An entrepreneur and bicycle enthusiast beloved by his community has tragically lost his life due in part to a device used during his open-heart surgery. Delaware residents may be shocked to hear that the 62-year-old man died as a result of a rare infection, which has been associated by medical professionals with a device used to regulate his blood temperature during the surgery. The question of whether surgical errors can result from the misuse of a defective device appears to be a central issue in the medical malpractice claim that is now pending.
According to the lawsuit, the man died of nontuberculous mycobacteria (NTM), which has been linked to the use of a heater-cooler device used to regulate blood temperature during surgery. The lawsuit targets the hospital where the man's surgery took place as well as the group that manufactured the device. The device is designed to circulate water during surgery; the unit includes an exhaust.

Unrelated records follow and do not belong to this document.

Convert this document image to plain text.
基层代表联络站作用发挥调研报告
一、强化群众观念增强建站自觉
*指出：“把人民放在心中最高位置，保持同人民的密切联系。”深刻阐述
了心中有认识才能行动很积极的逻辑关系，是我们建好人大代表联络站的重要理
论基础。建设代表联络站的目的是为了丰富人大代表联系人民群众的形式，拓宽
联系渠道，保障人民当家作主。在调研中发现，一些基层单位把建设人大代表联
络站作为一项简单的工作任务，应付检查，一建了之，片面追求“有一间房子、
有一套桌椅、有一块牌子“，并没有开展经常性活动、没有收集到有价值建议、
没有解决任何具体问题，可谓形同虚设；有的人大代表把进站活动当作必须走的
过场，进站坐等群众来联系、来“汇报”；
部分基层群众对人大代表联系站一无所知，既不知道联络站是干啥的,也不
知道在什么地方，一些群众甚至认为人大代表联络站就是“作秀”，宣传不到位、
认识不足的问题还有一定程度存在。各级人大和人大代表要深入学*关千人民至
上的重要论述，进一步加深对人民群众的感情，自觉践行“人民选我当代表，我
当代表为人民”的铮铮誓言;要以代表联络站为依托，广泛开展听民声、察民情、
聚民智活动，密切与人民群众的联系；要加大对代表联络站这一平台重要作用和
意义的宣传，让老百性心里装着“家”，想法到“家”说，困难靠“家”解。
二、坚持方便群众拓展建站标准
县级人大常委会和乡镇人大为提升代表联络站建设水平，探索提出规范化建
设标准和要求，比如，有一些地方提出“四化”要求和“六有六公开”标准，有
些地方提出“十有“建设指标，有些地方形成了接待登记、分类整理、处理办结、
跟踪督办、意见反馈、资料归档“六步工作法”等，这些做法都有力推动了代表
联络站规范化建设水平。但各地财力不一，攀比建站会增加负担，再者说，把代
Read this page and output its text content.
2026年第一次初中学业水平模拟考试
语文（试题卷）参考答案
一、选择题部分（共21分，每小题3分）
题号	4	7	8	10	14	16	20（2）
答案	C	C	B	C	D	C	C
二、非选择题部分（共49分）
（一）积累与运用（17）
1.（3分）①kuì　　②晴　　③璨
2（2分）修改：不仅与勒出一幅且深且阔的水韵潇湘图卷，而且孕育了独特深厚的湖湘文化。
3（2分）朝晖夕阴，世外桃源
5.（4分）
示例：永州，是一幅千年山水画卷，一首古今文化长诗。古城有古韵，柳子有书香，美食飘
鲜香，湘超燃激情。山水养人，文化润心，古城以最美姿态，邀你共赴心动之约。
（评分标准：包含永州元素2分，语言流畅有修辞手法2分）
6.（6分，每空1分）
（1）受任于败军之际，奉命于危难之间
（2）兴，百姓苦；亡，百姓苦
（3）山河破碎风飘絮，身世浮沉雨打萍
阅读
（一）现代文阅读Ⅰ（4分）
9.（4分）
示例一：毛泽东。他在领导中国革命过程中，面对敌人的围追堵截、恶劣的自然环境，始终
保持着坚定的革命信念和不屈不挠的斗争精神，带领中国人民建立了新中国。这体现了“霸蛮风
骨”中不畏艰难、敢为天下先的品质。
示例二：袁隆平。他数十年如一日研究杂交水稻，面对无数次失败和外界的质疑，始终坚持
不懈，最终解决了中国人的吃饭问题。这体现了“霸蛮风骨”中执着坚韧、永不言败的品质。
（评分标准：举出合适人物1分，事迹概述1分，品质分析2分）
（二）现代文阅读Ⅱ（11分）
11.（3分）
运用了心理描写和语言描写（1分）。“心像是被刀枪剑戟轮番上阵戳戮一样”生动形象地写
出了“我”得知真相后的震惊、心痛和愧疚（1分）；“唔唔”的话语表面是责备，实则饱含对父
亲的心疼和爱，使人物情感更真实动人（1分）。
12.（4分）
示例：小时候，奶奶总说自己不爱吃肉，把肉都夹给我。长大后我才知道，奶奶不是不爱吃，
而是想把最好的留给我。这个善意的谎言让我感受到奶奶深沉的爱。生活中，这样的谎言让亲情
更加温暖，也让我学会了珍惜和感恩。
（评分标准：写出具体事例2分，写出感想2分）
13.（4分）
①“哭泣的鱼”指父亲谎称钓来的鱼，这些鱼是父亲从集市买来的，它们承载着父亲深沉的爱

It is alleged that the infection the man suffered arose when the bacteria, which was living in the device, became aerosolized by the exhaust function. The hospital has admitted its cleaning processes did not align with guidelines for maintaining the units. The hospital has since replaced its units with a different brand.
Surgical errors are not limited simply to a surgeon's ability to perform his or her professional duties. As Delaware residents are no doubt aware, the use of invasive devices during a surgery can pose a critical risk to patients. It is the responsibility of the medical professionals tending to a patient to ensure no unnecessary harm will come to the patient, lest they open themselves to a medical malpractice lawsuit.